RedditImageGrab
RedditImageGrab copied to clipboard
Re-Naming downloaded files
After successfully downloading a bunch of images, I noticed that the file names are altered by imgur and are just random values. Is there any possibility of renaming the files to meaningful values such as the Reddit posts' topic. This would be very useful in saving time and in organizing it. See if this feature can be added to this awesome piece of code.
Filename is actually reddit thread ID with additional modification when an album is found instead a single link. If you want filename to be taken from reddit thread title, this will be more difficult because non alphabet character. Another alternative is to let user decided the filename format.
I second the original suggestion of having filenames pulled from reddit thread titles. I understand this is difficult, but is it possible?
It's very easy to add the Reddit post title to the file name. You just need to add IDENTIFIER (the post title) to the file's name.
For example, in my version of the script I have changed
FILENAME = '%s%s%s' % (ITEM['id'], FILENUM, FILEEXT)
to
FILENAME = '%s%s%s%s%s' % (ITEM['id'], ' - ', IDENTIFIER, FILENUM, FILEEXT)
Note that the script will crash if you pull anything with non ascii characters in the title. This can be avoided by using Unicode, which is not terribly difficult, but a bit more work to implement.
Also, in case you're unaware, the thread id it saves as the file name can be used to visit the actual post by adding the id after reddit.com/
Whops, forgot one other line. (I haven't looked at this in awhile)
I also changed the following to create the IDENTIFIER and remove some characters that aren't allowed in file names.
for ITEM in ITEMS:
TOTAL += 1
to
for ITEM in ITEMS:
TOTAL += 1
IDENTIFIER = ITEM['title'].replace('/', '\'').replace('"', '\'').replace('*', '\'').replace(':', '-').replace('?', '\'').replace('|', '-').replace('\\', '\'').replace('>','\'').replace('<','\'').replace('\n','-').replace('\t','-')
i already add the option. it alsom limit the total filename to be less than 256 char.
Thanks everyone for the info, much appreciated. :)
On Wed, Aug 5, 2015 at 9:05 PM, rachmadani haryono <[email protected]
wrote:
i already add the option. it alsom limit the total filename to be less than 256 char.

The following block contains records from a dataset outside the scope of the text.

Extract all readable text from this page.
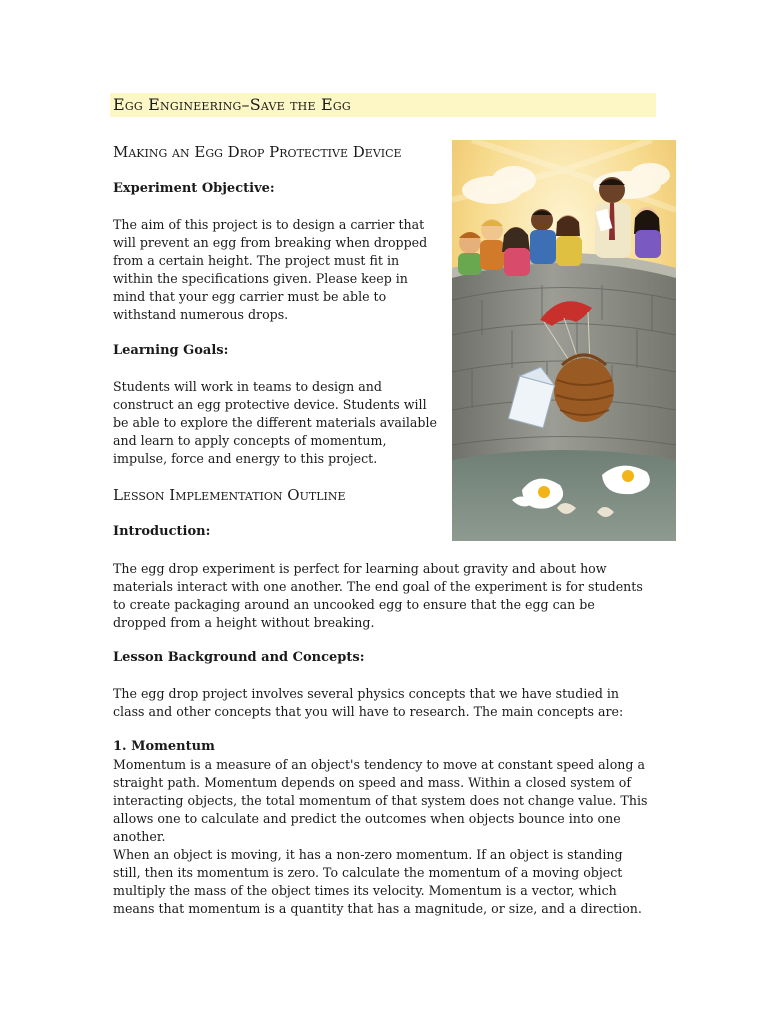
Egg Engineering–Save the Egg
Making an Egg Drop Protective Device
Experiment Objective:

The aim of this project is to design a carrier that will prevent an egg from breaking when dropped from a certain height. The project must fit in within the specifications given. Please keep in mind that your egg carrier must be able to withstand numerous drops.

Learning Goals:

Students will work in teams to design and construct an egg protective device. Students will be able to explore the different materials available and learn to apply concepts of momentum, impulse, force and energy to this project.

Lesson Implementation Outline
Introduction:

The egg drop experiment is perfect for learning about gravity and about how materials interact with one another. The end goal of the experiment is for students to create packaging around an uncooked egg to ensure that the egg can be dropped from a height without breaking.

Lesson Background and Concepts:

The egg drop project involves several physics concepts that we have studied in class and other concepts that you will have to research. The main concepts are:

1. Momentum

Momentum is a measure of an object's tendency to move at constant speed along a straight path. Momentum depends on speed and mass. Within a closed system of interacting objects, the total momentum of that system does not change value. This allows one to calculate and predict the outcomes when objects bounce into one another.

When an object is moving, it has a non-zero momentum. If an object is standing still, then its momentum is zero. To calculate the momentum of a moving object multiply the mass of the object times its velocity. Momentum is a vector, which means that momentum is a quantity that has a magnitude, or size, and a direction.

— Reply to this email directly or view it on GitHub https://github.com/HoverHell/RedditImageGrab/issues/27#issuecomment-128222986 .
Just created an account to post this. This was driving me crazy.
This makes downloaded files retain their original filename.
#FILENUM (comment out FILENUM's stuff)
filename_with_no_extension_from_url = pathsplitext(URL)[0]
filename_with_no_extension_from_url = filename_with_no_extension_from_url.split('/')[-1].split('.')[0]
FILENAME = '%s%s' % (filename_with_no_extension_from_url, FILEEXT)
Please forgive my lack of coding etiquette. I'm not a coder. I know next to nothing about Python.
BE WARNED If there is an album it removes the incremental numbering if an album is present, you'll have to rely on the downloaded timestamp to sort that out locally.
Do the developers see this stuff? I'm unsure. Thanks for the original script if you're watching.
BE WARNED If there is an album it removes the incremental numbering if an album is present, you'll have to rely on the downloaded timestamp to sort that out locally.
actually the behavior is as expected. when user want only to use the name from url , image of the album will not have index.
i'm not sure if @HoverHell still working on this. you can use other fork for this
I put up a fork of RedditImageGrab. Maybe you or @HoverHell or others might see something a little useful in what I've done. You said I can use the "other fork", is that considered the one @rachmadaniHaryono has?
not necessarily mine. while other have their own fork you can choose which meet your need.